My mind flits from one thought to the next, like a monarch looking for the perfect place to land. All places to land give life, but one may be more life giving than the next…so I flit around what I feel led to share. How will you respond? What will you think of me? I hestitate, but as the hours tick by, I become a little more confident that the Lord wants me to be transparent…honest. I like honest.
So here goes…
After two weeks of wrestling with the Lord, I give thanks for this life that I have been given. And I see Thad begin to give thanks… And this thanksgiving has opened heaven’s floodgates.
I remember Ann Voskamp’s words: Thanksgiving always precedes the miracle.
I am living in the miracle after the thanksgiving. Those days and weeks after the half-hearted thanks and whole-hearted submission…God opens both hands and pours out His blessing…showing His faithfulness, His goodness.
Every day, for 10 days, our boxes, mail boxes and email boxes, have bursted with God’s provision. One sweet mama has committed to love my porch swing kids and provide monthly for their needs. A child, a third grader, has emptied her giving jar to help us love our neighbors. Another mama felt the prompting of the Holy Spirit and sent us Wal-Mart gift cards to give away. My heart is bursting and my hands are eager to bless.
Thanksgiving always precedes the miracle.
What miracles have I missed in the 14 months that I have clung to my plan for my life?
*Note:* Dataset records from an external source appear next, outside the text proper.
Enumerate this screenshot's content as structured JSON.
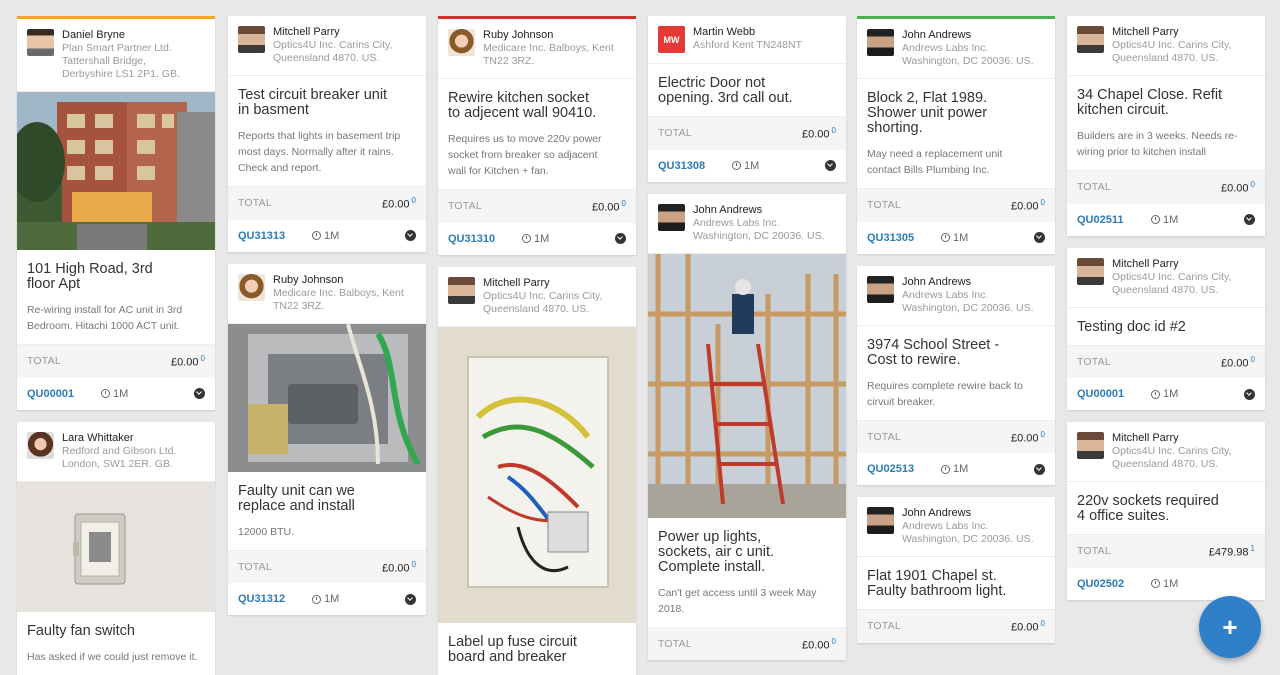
{
  "columns": [
    [
      {
        "name": "Daniel Bryne",
        "addr": [
          "Plan Smart Partner Ltd.",
          "Tattershall Bridge,",
          "Derbyshire LS1 2P1. GB."
        ],
        "title": [
          "101 High Road, 3rd",
          "floor Apt"
        ],
        "desc": [
          "Re-wiring install for AC unit in 3rd",
          "Bedroom. Hitachi 1000 ACT unit."
        ],
        "total_label": "TOTAL",
        "amount": "£0.00",
        "count": "0",
        "ref": "QU00001",
        "age": "1M"
      },
      {
        "name": "Lara Whittaker",
        "addr": [
          "Redford and Gibson Ltd.",
          "London, SW1 2ER. GB."
        ],
        "title": [
          "Faulty fan switch"
        ],
        "desc": [
          "Has asked if we could just remove it."
        ]
      }
    ],
    [
      {
        "name": "Mitchell Parry",
        "addr": [
          "Optics4U Inc. Carins City,",
          "Queensland 4870. US."
        ],
        "title": [
          "Test circuit breaker unit",
          "in basment"
        ],
        "desc": [
          "Reports that lights in basement trip",
          "most days. Normally after it rains.",
          "Check and report."
        ],
        "total_label": "TOTAL",
        "amount": "£0.00",
        "count": "0",
        "ref": "QU31313",
        "age": "1M"
      },
      {
        "name": "Ruby Johnson",
        "addr": [
          "Medicare Inc. Balboys, Kent",
          "TN22 3RZ."
        ],
        "title": [
          "Faulty unit can we",
          "replace and install"
        ],
        "desc": [
          "12000 BTU."
        ],
        "total_label": "TOTAL",
        "amount": "£0.00",
        "count": "0",
        "ref": "QU31312",
        "age": "1M"
      }
    ],
    [
      {
        "name": "Ruby Johnson",
        "addr": [
          "Medicare Inc. Balboys, Kent",
          "TN22 3RZ."
        ],
        "title": [
          "Rewire kitchen socket",
          "to adjecent wall 90410."
        ],
        "desc": [
          "Requires us to move 220v power",
          "socket from breaker so adjacent",
          "wall for Kitchen + fan."
        ],
        "total_label": "TOTAL",
        "amount": "£0.00",
        "count": "0",
        "ref": "QU31310",
        "age": "1M"
      },
      {
        "name": "Mitchell Parry",
        "addr": [
          "Optics4U Inc. Carins City,",
          "Queensland 4870. US."
        ],
        "title": [
          "Label up fuse circuit",
          "board and breaker"
        ]
      }
    ],
    [
      {
        "name": "Martin Webb",
        "avatar_text": "MW",
        "addr": [
          "Ashford Kent TN248NT"
        ],
        "title": [
          "Electric Door not",
          "opening. 3rd call out."
        ],
        "total_label": "TOTAL",
        "amount": "£0.00",
        "count": "0",
        "ref": "QU31308",
        "age": "1M"
      },
      {
        "name": "John Andrews",
        "addr": [
          "Andrews Labs Inc.",
          "Washington, DC 20036. US."
        ],
        "title": [
          "Power up lights,",
          "sockets, air c unit.",
          "Complete install."
        ],
        "desc": [
          "Can't get access until 3 week May",
          "2018."
        ],
        "total_label": "TOTAL",
        "amount": "£0.00",
        "count": "0"
      }
    ],
    [
      {
        "name": "John Andrews",
        "addr": [
          "Andrews Labs Inc.",
          "Washington, DC 20036. US."
        ],
        "title": [
          "Block 2, Flat 1989.",
          "Shower unit power",
          "shorting."
        ],
        "desc": [
          "May need a replacement unit",
          "contact Bills Plumbing Inc."
        ],
        "total_label": "TOTAL",
        "amount": "£0.00",
        "count": "0",
        "ref": "QU31305",
        "age": "1M"
      },
      {
        "name": "John Andrews",
        "addr": [
          "Andrews Labs Inc.",
          "Washington, DC 20036. US."
        ],
        "title": [
          "3974 School Street -",
          "Cost to rewire."
        ],
        "desc": [
          "Requires complete rewire back to",
          "cirvuit breaker."
        ],
        "total_label": "TOTAL",
        "amount": "£0.00",
        "count": "0",
        "ref": "QU02513",
        "age": "1M"
      },
      {
        "name": "John Andrews",
        "addr": [
          "Andrews Labs Inc.",
          "Washington, DC 20036. US."
        ],
        "title": [
          "Flat 1901 Chapel st.",
          "Faulty bathroom light."
        ],
        "total_label": "TOTAL",
        "amount": "£0.00",
        "count": "0"
      }
    ],
    [
      {
        "name": "Mitchell Parry",
        "addr": [
          "Optics4U Inc. Carins City,",
          "Queensland 4870. US."
        ],
        "title": [
          "34 Chapel Close. Refit",
          "kitchen circuit."
        ],
        "desc": [
          "Builders are in 3 weeks. Needs re-",
          "wiring prior to kitchen install"
        ],
        "total_label": "TOTAL",
        "amount": "£0.00",
        "count": "0",
        "ref": "QU02511",
        "age": "1M"
      },
      {
        "name": "Mitchell Parry",
        "addr": [
          "Optics4U Inc. Carins City,",
          "Queensland 4870. US."
        ],
        "title": [
          "Testing doc id #2"
        ],
        "total_label": "TOTAL",
        "amount": "£0.00",
        "count": "0",
        "ref": "QU00001",
        "age": "1M"
      },
      {
        "name": "Mitchell Parry",
        "addr": [
          "Optics4U Inc. Carins City,",
          "Queensland 4870. US."
        ],
        "title": [
          "220v sockets required",
          "4 office suites."
        ],
        "total_label": "TOTAL",
        "amount": "£479.98",
        "count": "1",
        "ref": "QU02502",
        "age": "1M"
      }
    ]
  ],
  "fab": {
    "label": "+",
    "icon": "plus-icon"
  },
  "colors": {
    "accent": "#2f80c8",
    "link": "#2b7bb9",
    "bar_orange": "#f5a623",
    "bar_red": "#d32f2f",
    "bar_green": "#4caf50"
  }
}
I stand on the other side of thanksgiving and I see God. I feel God. I am beginning to know God in a different light. And I am getting to know this new me, this new creature that He is not done with yet.
My heart longs for you to search your own heart and know it more intimately with each beat…are you missing out on the miracle?
Give thanks-no matter what the circumstance-and wait for your miracle.
It’s coming…and it’s more than you can imagine or think.